Military precision on the harbour
AS WE stand on the bridge of the coal ship Brilliant Venus, the sun has gone down. The vessel weighs 55,000 tonnes with its ballast water and is worth more than $40 million. Powerful tug boats are manoeuvring her inch by inch toward the jetty at RG Tanna Coal Terminal.
Captain Ian Williams and Captain Kyaw Myint Aung are walking along the bridge, some 40 metres high, relaying instructions to the tugs, the sailors, and workers on the jetty.
It suddenly occurs to me that this is one of those moments when a journalist should keep his mouth shut and stand out of the way.
My day of adventure had begun four hours earlier, in the quiet surrounds of a helicopter hanger on the opposite side of Gladstone Airport.
Maritime Safety Queensland (MSQ) had offered me the chance to accompany one of their pilots on a job in Gladstone Harbour.
The task of MSQ's Gladstone-based pilots is to venture out beyond the harbour, via helicopter or boat, board the enormous ships and guide them in.
MSQ wanted me to witness the coordination and precision that ensure safe shipping on our harbour.
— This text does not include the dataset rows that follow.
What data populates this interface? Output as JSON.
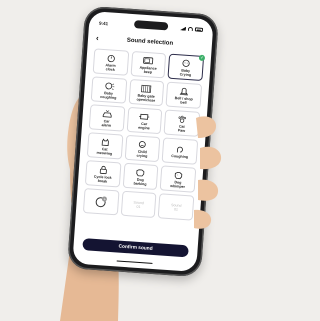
{
  "status": {
    "time": "9:41"
  },
  "header": {
    "title": "Sound selection",
    "back_icon": "chevron-left-icon"
  },
  "tiles": [
    {
      "label": "Alarm\nclock",
      "icon": "alarm-clock-icon"
    },
    {
      "label": "Appliance\nbeep",
      "icon": "microwave-icon"
    },
    {
      "label": "Baby\nCrying",
      "icon": "baby-icon",
      "selected": true
    },
    {
      "label": "Baby\ncoughing",
      "icon": "baby-cough-icon"
    },
    {
      "label": "Baby gate\nopen/close",
      "icon": "gate-icon"
    },
    {
      "label": "Bell / shop\nbell",
      "icon": "bell-icon"
    },
    {
      "label": "Car\nalarm",
      "icon": "car-alarm-icon"
    },
    {
      "label": "Car\nengine",
      "icon": "engine-icon"
    },
    {
      "label": "Cat\nPaw",
      "icon": "paw-icon"
    },
    {
      "label": "Cat\nmeowing",
      "icon": "cat-icon"
    },
    {
      "label": "Child\ncrying",
      "icon": "child-icon"
    },
    {
      "label": "Coughing",
      "icon": "cough-icon"
    },
    {
      "label": "Cycle lock\nbreak",
      "icon": "lock-icon"
    },
    {
      "label": "Dog\nbarking",
      "icon": "dog-icon"
    },
    {
      "label": "Dog\nwhimper",
      "icon": "dog-whimper-icon"
    }
  ],
  "record_slots": [
    {
      "label": "",
      "icon": "record-icon"
    },
    {
      "label": "Sound\n01"
    },
    {
      "label": "Sound\n01"
    }
  ],
  "confirm_label": "Confirm sound",
  "colors": {
    "accent": "#141432",
    "selected_check": "#3db06a"
  }
}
The resulting trip was unforgettable.
CAPTAIN Ian Williams's job brings with it a lot of responsibility. As a senior marine pilot for Maritime Safety Queensland,
leave Gladstone Harbour by helicopter, land on the enormous coal ships waiting to come in, meet the ship's captain and guide the ship in. Ships' captains are highly qualified, but there is no substitute for local knowledge, and that's where Gladstone's 24 MSQ pilots come into their own.
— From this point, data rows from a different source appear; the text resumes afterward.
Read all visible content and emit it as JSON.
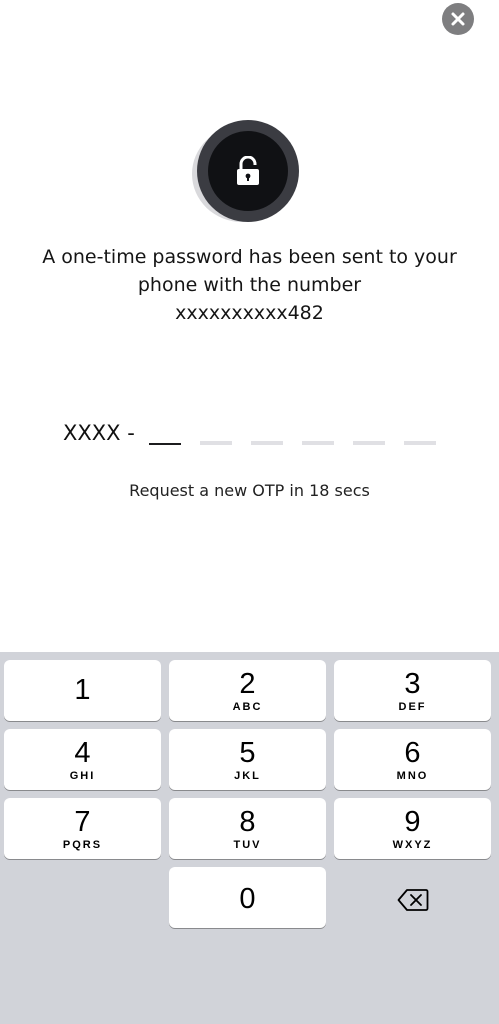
{
  "dialog": {
    "close_icon": "close-icon"
  },
  "lock_icon": "lock-icon",
  "message": {
    "line1": "A one-time password has been sent to your",
    "line2": "phone with the number",
    "line3": "xxxxxxxxxx482"
  },
  "otp": {
    "prefix": "XXXX -",
    "slot_count": 6,
    "active_slot": 0
  },
  "resend": {
    "text": "Request a new OTP in 18 secs"
  },
  "keypad": {
    "keys": [
      {
        "digit": "1",
        "letters": ""
      },
      {
        "digit": "2",
        "letters": "ABC"
      },
      {
        "digit": "3",
        "letters": "DEF"
      },
      {
        "digit": "4",
        "letters": "GHI"
      },
      {
        "digit": "5",
        "letters": "JKL"
      },
      {
        "digit": "6",
        "letters": "MNO"
      },
      {
        "digit": "7",
        "letters": "PQRS"
      },
      {
        "digit": "8",
        "letters": "TUV"
      },
      {
        "digit": "9",
        "letters": "WXYZ"
      },
      {
        "digit": "0",
        "letters": ""
      }
    ],
    "backspace_icon": "backspace-icon"
  },
  "colors": {
    "keyboard_bg": "#d1d3d9",
    "key_bg": "#ffffff",
    "close_bg": "#7e7e80",
    "lock_outer": "#3b3c42",
    "lock_inner": "#101114"
  }
}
Capt Williams collects me at 3pm, (or as they say in the trade, 1500), and we head to a helipad on the far side of Gladstone Airport. We take off about 1540.
Once we fly beyond the harbour, we see a group of about six bulk carrier ships, all waiting for their turn to enter the harbour.
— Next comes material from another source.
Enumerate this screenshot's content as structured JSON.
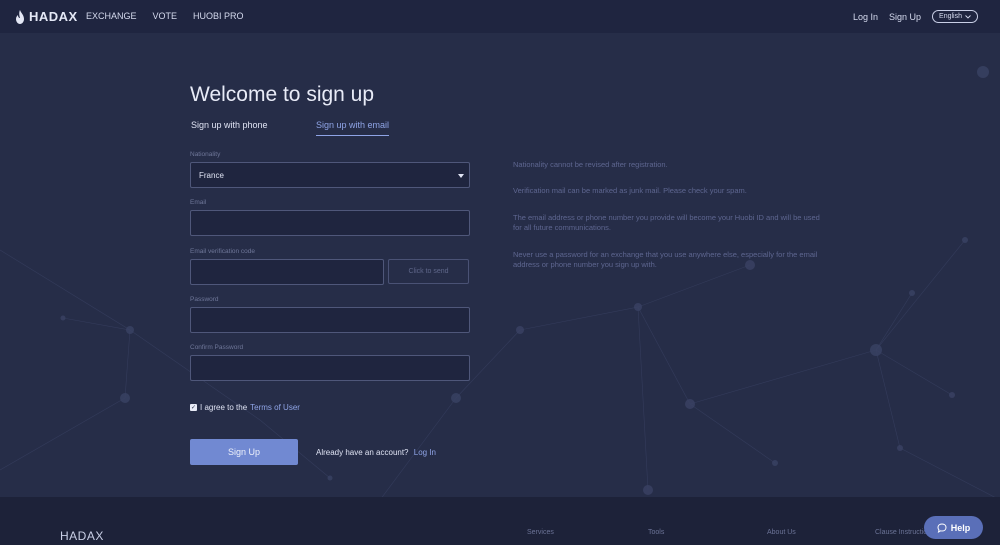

We spot Brilliant Venus and land on the big "H" at 1600. Off the side of the helipad, a man's face appears with a half grin.
He takes Capt Williams's bag and we follow him along the massive deck, go indoors and weave our way up three or four flights of stairs and arrive at the bridge, where we are greeted by the smiling Burmese Capt Kyaw Myint Aung.
Now the important business begins.
Capt Williams asks a series of questions about the Brilliant Venus and the two captains communicate easily and efficiently.
Capt Williams issues some instructions for his Burmese colleague, who passes them on to his crew. The
Brilliant Venus enters a channel which, to me, looks very narrow. We cruise at about 11.5 knots and Capt Williams gives occasional instructions for slight steering adjustments.
After about an hour, we enter the harbour and turn northwest. Two tug boats, each of 5438 horsepower, arrive to guide us in and we continue cruising, familiar landmarks passing slowly on our port side: Boyne Smelter, QAL, Barney Point, and Gladstone Mariner. By the time we get near RG Tanna Coal Terminal about 1810, the light is fading.
We are pointing in the wrong direction to pull up at the jetty, so the tugs swivel around and spin the 254m -long ship 180 degrees. The two captains stand outside on the bridge, looking down at proceedings and issuing instructions by VHF radio.
It is fascinating to watch the clockwork precision with which all this happens.
Once the ship is parallel to the jetty, the tugs push it slowly sideways.
Men at work on the deck and the jetty prepare themselves and ropes are drawn from the ship to the jetty.
By the time Capt Williams is satisfied all is secure at 1900, we are surrounded by darkness and the bright lights of the coal terminal.
The two of us stroll down some stairs and step on to the jetty.
As we pass some workers, I feel like pointing to the captain and saying, "It's okay, I'm with him".